I have learned that one of the best feelings is going to the post office and getting mail and/or packages.
I have learned that patience really is a virtue, but it’s one that can be impossible to attain.
I have learned that even though my students drive me crazy most of the time, I am fiercely protective over them.
I have learned that it’s incredibly frustrating for me when my students don’t do well on assignments or assessments, but that gives me more drive to make my teaching better to give them the education they deserve.
I have learned that I am actually very introverted and would rather stay in my room and read or watch TV shows than walk around sometimes.
I have learned that being able to talk, laugh, and be myself with my fellow Peace Corps Volunteers gets me through the hard days.
I have learned that no matter how much I try, it’s impossible to really explain life over here to people back home.
I have learned that I have a strong desire to help all my students find their true potential in education and in life, but there are so many boundaries to overcome.
I have learned that music is an escape even more necessary to me than back in the states.
I have learned that I still have a desire to learn and experience new things, even after all the hardships that sometimes come up.
I have learned that I am more capable of dealing with uncomfortable situations than I thought I ever would be.
I have learned that support from friends and family from back home has been more necessary than I ever thought it would be.
I have learned that sometimes the best friends you have in life aren’t people you have known longest, it’s the people willing to help you through everything.
I have learned that the most random and weird moments sometimes are the ones that make the best memories.
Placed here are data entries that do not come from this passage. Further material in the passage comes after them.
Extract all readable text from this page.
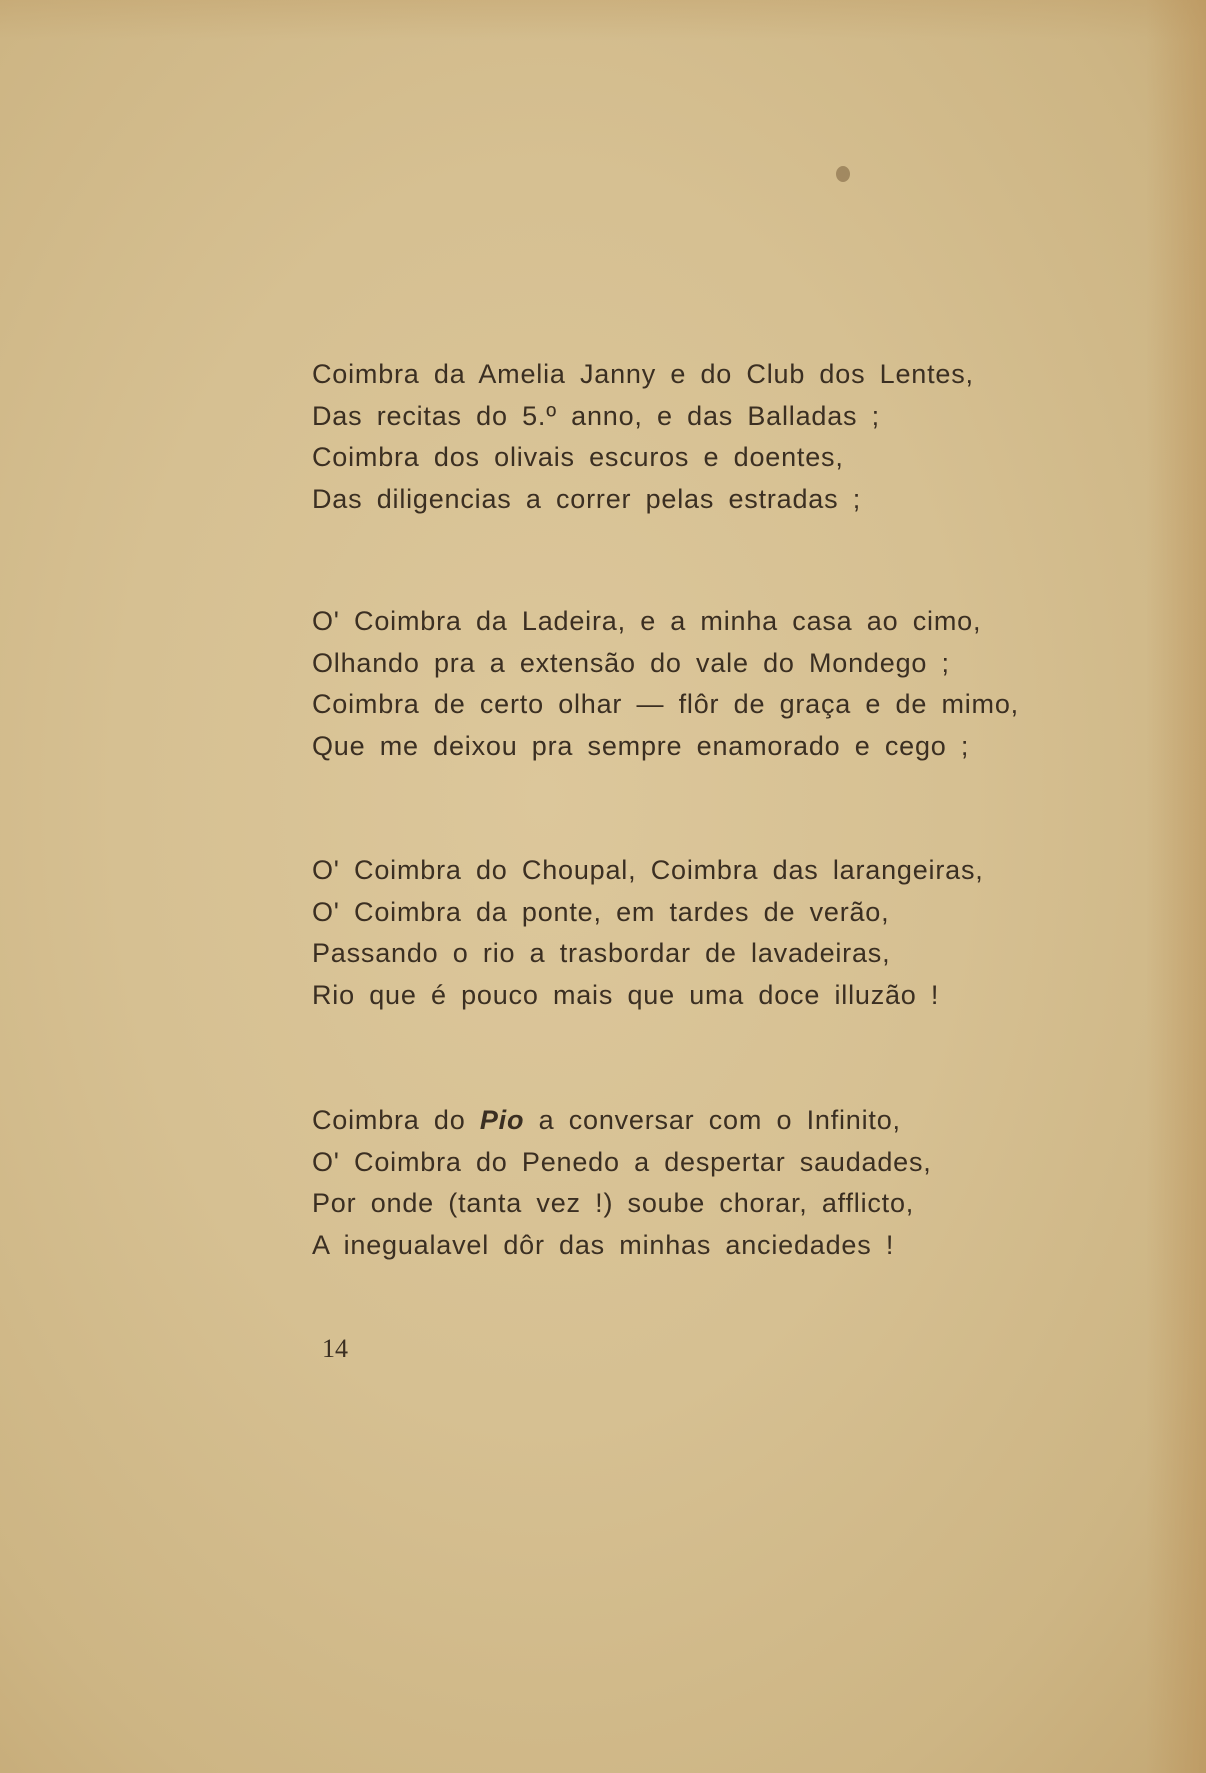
Coimbra da Amelia Janny e do Club dos Lentes,
Das recitas do 5.º anno, e das Balladas ;
Coimbra dos olivais escuros e doentes,
Das diligencias a correr pelas estradas ;
O' Coimbra da Ladeira, e a minha casa ao cimo,
Olhando pra a extensão do vale do Mondego ;
Coimbra de certo olhar — flôr de graça e de mimo,
Que me deixou pra sempre enamorado e cego ;
O' Coimbra do Choupal, Coimbra das larangeiras,
O' Coimbra da ponte, em tardes de verão,
Passando o rio a trasbordar de lavadeiras,
Rio que é pouco mais que uma doce illuzão !
Coimbra do Pio a conversar com o Infinito,
O' Coimbra do Penedo a despertar saudades,
Por onde (tanta vez !) soube chorar, afflicto,
A inegualavel dôr das minhas anciedades !
14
I have learned that over thinking things will make you begin to regret and question, and that it’s good to think about things but not OVER THINK and question yourself and your decisions.
I have learned that branching out to experience new food, new places, and meet new people can either be great or awful, but if you don’t try them, then you will never grow.
I have learned that everyone has a different story, and you have to learn that story before judging them.
I have learned that I have a travel bug that will not go away.

Since being in Ethiopia and Peace Corps, I have learned too many things to begin to list. I have learned that I am more flexible than I thought was possible. I have learned that I have the best family and friends in the world. I have learned that I have found my calling in teaching and traveling, and I have a newfound desire to jump into the unexpected. I do want a job and a family and a stable home at some point. But, since being over here I have realized how much of the world is out there and how much I still have yet to explore. I have learned that although I am very happy for my friends starting to settle down, that is not what I want yet. I have learned that although I am an introvert, I am someone who has the ability to change and adapt to situations. I have learned that although I do have to keep my mouth shut on a lot of issues, I do have the opportunity and desire to help people achieve what they deserve even with obstacles in the way. I have learned that although my friends and family have helped shape who I am, and although I have grown up a certain way, that I am ultimately the person who makes my life what it is. I have learned that I am me; in all my imperfections, and that I am finally ok with that.